Vers les huit heures du matin, Québec sommeille encore. Un lundi de fête du travail (ici, le premier septembre), personne dans les rues, malgré le temps clair qui mâche l’aube. Des écureuils font trembler l’échine des arbres. Ce seront les derniers que nous verrons. Marie et moi finissons de nous débarrasser de notre vie avant d’embarquer en voiture, direction le nord, où la civilisation se réduit à mesure que la terre s’affine, se rétrécit, se recourbe face à la Terre de Baffin, l'antichambre de l'Arctique. Les sacs de trucs à jeter, la nourriture intransportable. On descend le matelas dans un silence de cloître, qu’on adossera au mur pour les voisins. Un déjeuner en terrasse ; il y a trop de visages, trop de bruit.
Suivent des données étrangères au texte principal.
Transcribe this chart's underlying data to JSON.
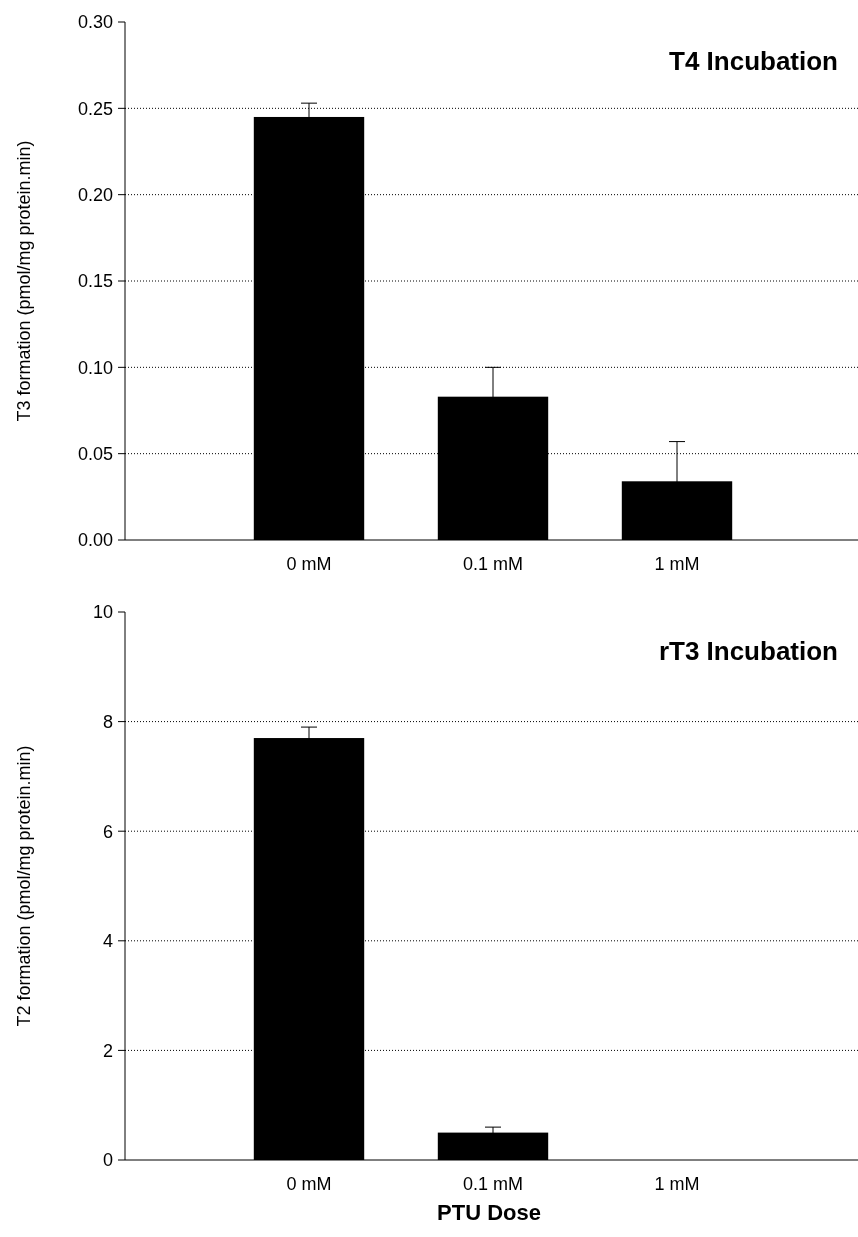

Nous fuyons déjà la ville.
L’atmosphère de ce premier jour reste humaine. La radio crachote à peine, ne s’éteint pas encore. Suzanne Vega, Sting et Feist éloignent les sons durs de l’autoroute 20. Des trous, des déformations, rappellent l’hiver et forcent à ralentir. Peut-être le perçois-je mieux puisque je conduis et puisque nous repassons sur le lieu d’un vieil accident, alors que Marie fredonne et assiste à l’introduction de l’immensité. Bien avant d’être immédiat et total, l’hiver est un simple écho, mais un constant rappel de la fragilité. Je sens comme la route est endormie, menaçante.
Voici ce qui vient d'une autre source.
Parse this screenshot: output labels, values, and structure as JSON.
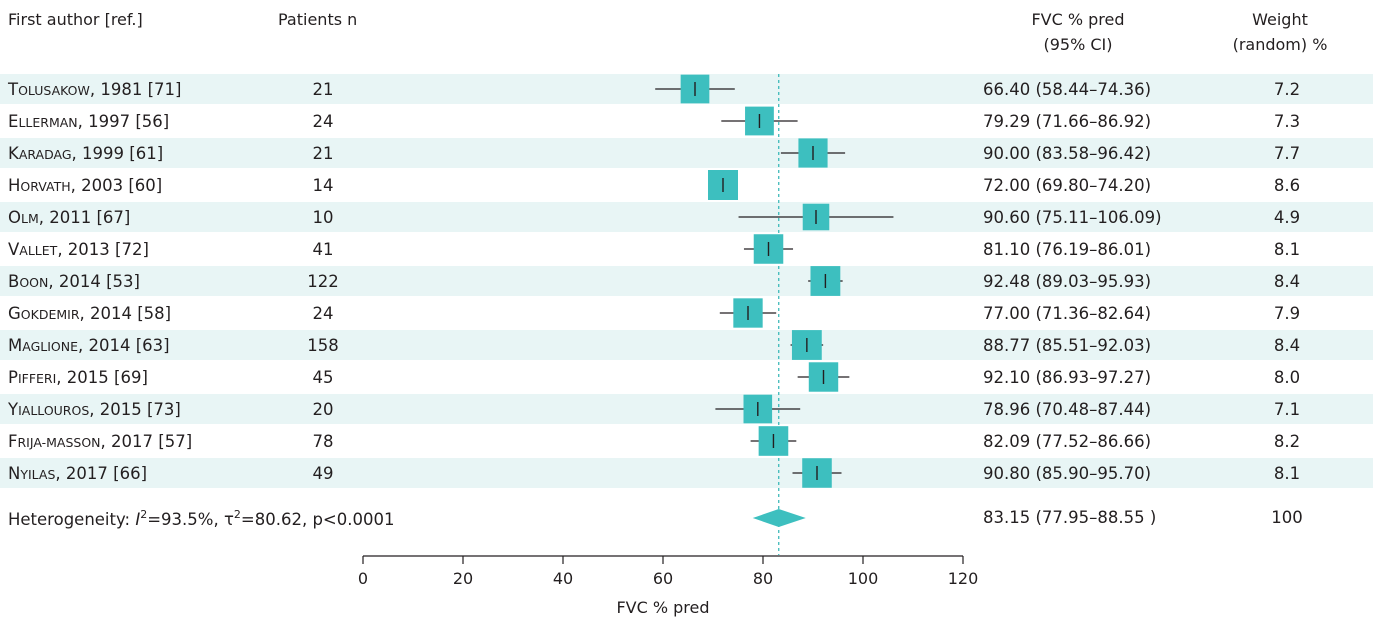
{
  "chart_data": {
    "type": "forest",
    "columns": {
      "author": "First author [ref.]",
      "patients": "Patients n",
      "effect_line1": "FVC % pred",
      "effect_line2": "(95% CI)",
      "weight_line1": "Weight",
      "weight_line2": "(random) %"
    },
    "studies": [
      {
        "author": "Tolusakow",
        "year": "1981",
        "ref": "[71]",
        "n": "21",
        "mean": 66.4,
        "lo": 58.44,
        "hi": 74.36,
        "ci_text": "66.40 (58.44–74.36)",
        "weight": 7.2,
        "weight_text": "7.2"
      },
      {
        "author": "Ellerman",
        "year": "1997",
        "ref": "[56]",
        "n": "24",
        "mean": 79.29,
        "lo": 71.66,
        "hi": 86.92,
        "ci_text": "79.29 (71.66–86.92)",
        "weight": 7.3,
        "weight_text": "7.3"
      },
      {
        "author": "Karadag",
        "year": "1999",
        "ref": "[61]",
        "n": "21",
        "mean": 90.0,
        "lo": 83.58,
        "hi": 96.42,
        "ci_text": "90.00 (83.58–96.42)",
        "weight": 7.7,
        "weight_text": "7.7"
      },
      {
        "author": "Horvath",
        "year": "2003",
        "ref": "[60]",
        "n": "14",
        "mean": 72.0,
        "lo": 69.8,
        "hi": 74.2,
        "ci_text": "72.00 (69.80–74.20)",
        "weight": 8.6,
        "weight_text": "8.6"
      },
      {
        "author": "Olm",
        "year": "2011",
        "ref": "[67]",
        "n": "10",
        "mean": 90.6,
        "lo": 75.11,
        "hi": 106.09,
        "ci_text": "90.60 (75.11–106.09)",
        "weight": 4.9,
        "weight_text": "4.9"
      },
      {
        "author": "Vallet",
        "year": "2013",
        "ref": "[72]",
        "n": "41",
        "mean": 81.1,
        "lo": 76.19,
        "hi": 86.01,
        "ci_text": "81.10 (76.19–86.01)",
        "weight": 8.1,
        "weight_text": "8.1"
      },
      {
        "author": "Boon",
        "year": "2014",
        "ref": "[53]",
        "n": "122",
        "mean": 92.48,
        "lo": 89.03,
        "hi": 95.93,
        "ci_text": "92.48 (89.03–95.93)",
        "weight": 8.4,
        "weight_text": "8.4"
      },
      {
        "author": "Gokdemir",
        "year": "2014",
        "ref": "[58]",
        "n": "24",
        "mean": 77.0,
        "lo": 71.36,
        "hi": 82.64,
        "ci_text": "77.00 (71.36–82.64)",
        "weight": 7.9,
        "weight_text": "7.9"
      },
      {
        "author": "Maglione",
        "year": "2014",
        "ref": "[63]",
        "n": "158",
        "mean": 88.77,
        "lo": 85.51,
        "hi": 92.03,
        "ci_text": "88.77 (85.51–92.03)",
        "weight": 8.4,
        "weight_text": "8.4"
      },
      {
        "author": "Pifferi",
        "year": "2015",
        "ref": "[69]",
        "n": "45",
        "mean": 92.1,
        "lo": 86.93,
        "hi": 97.27,
        "ci_text": "92.10 (86.93–97.27)",
        "weight": 8.0,
        "weight_text": "8.0"
      },
      {
        "author": "Yiallouros",
        "year": "2015",
        "ref": "[73]",
        "n": "20",
        "mean": 78.96,
        "lo": 70.48,
        "hi": 87.44,
        "ci_text": "78.96 (70.48–87.44)",
        "weight": 7.1,
        "weight_text": "7.1"
      },
      {
        "author": "Frija-Masson",
        "year": "2017",
        "ref": "[57]",
        "n": "78",
        "mean": 82.09,
        "lo": 77.52,
        "hi": 86.66,
        "ci_text": "82.09 (77.52–86.66)",
        "weight": 8.2,
        "weight_text": "8.2"
      },
      {
        "author": "Nyilas",
        "year": "2017",
        "ref": "[66]",
        "n": "49",
        "mean": 90.8,
        "lo": 85.9,
        "hi": 95.7,
        "ci_text": "90.80 (85.90–95.70)",
        "weight": 8.1,
        "weight_text": "8.1"
      }
    ],
    "summary": {
      "heterogeneity_prefix": "Heterogeneity: ",
      "i2_symbol": "I",
      "i2_value": "=93.5%, ",
      "tau2_symbol": "τ",
      "tau2_value": "=80.62, p<0.0001",
      "sup": "2",
      "mean": 83.15,
      "lo": 77.95,
      "hi": 88.55,
      "ci_text": "83.15 (77.95–88.55 )",
      "weight_text": "100"
    },
    "x_axis": {
      "label": "FVC % pred",
      "ticks": [
        0,
        20,
        40,
        60,
        80,
        100,
        120
      ],
      "range": [
        0,
        120
      ]
    },
    "colors": {
      "marker": "#3dbfbf",
      "row_band": "#e8f5f5",
      "text": "#231f20",
      "reference_line": "#2fb4b4"
    }
  }
}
Avant midi, nous entrons au Parc du Bic, un joyau de collines et de petites forêts boréales précipitées dans le fleuve. L’eau du Saint-Laurent est devenue saumâtre. C’est que le fleuve s’élargit comme une gorge assoiffée. Deux phoques communs ont oublié de migrer, des hérons inspectent les rigoles d’eau des plages. On en observera le lendemain, car pour l’heure nous marchons entre les arbres. Sur ces sentiers où nous ne croisons personne, le contraste entre la rouille naissante des feuilles, le gris des troncs résineux et le vert fulgurant d’une sorte d’herbe sauvage, à leurs pieds, nous propulse au rang de généraux inspectant une vaste armée nonchalante, d’épinettes noires et d’églantiers, fatiguée de vaincre le fleuve et le froid. Des soldats appuyés les uns aux autres, sans aucun ordonnancement, dont les jambières cousues par les araignées s’entrecroisent dans des medleys improbables.
Nuit à Rimouski, ville assez laide, pas à la hauteur de sa vue sur le fleuve et la mer qui finit d’entrer dans l’estomac nord-américain. Mais qui a le mérite d’être la frontière de la Gaspésie.
Le lit du Couette et Café (B&B si vous préférez) est un enfer, vivement les motels que nous projetons de trouver au hasard de la route.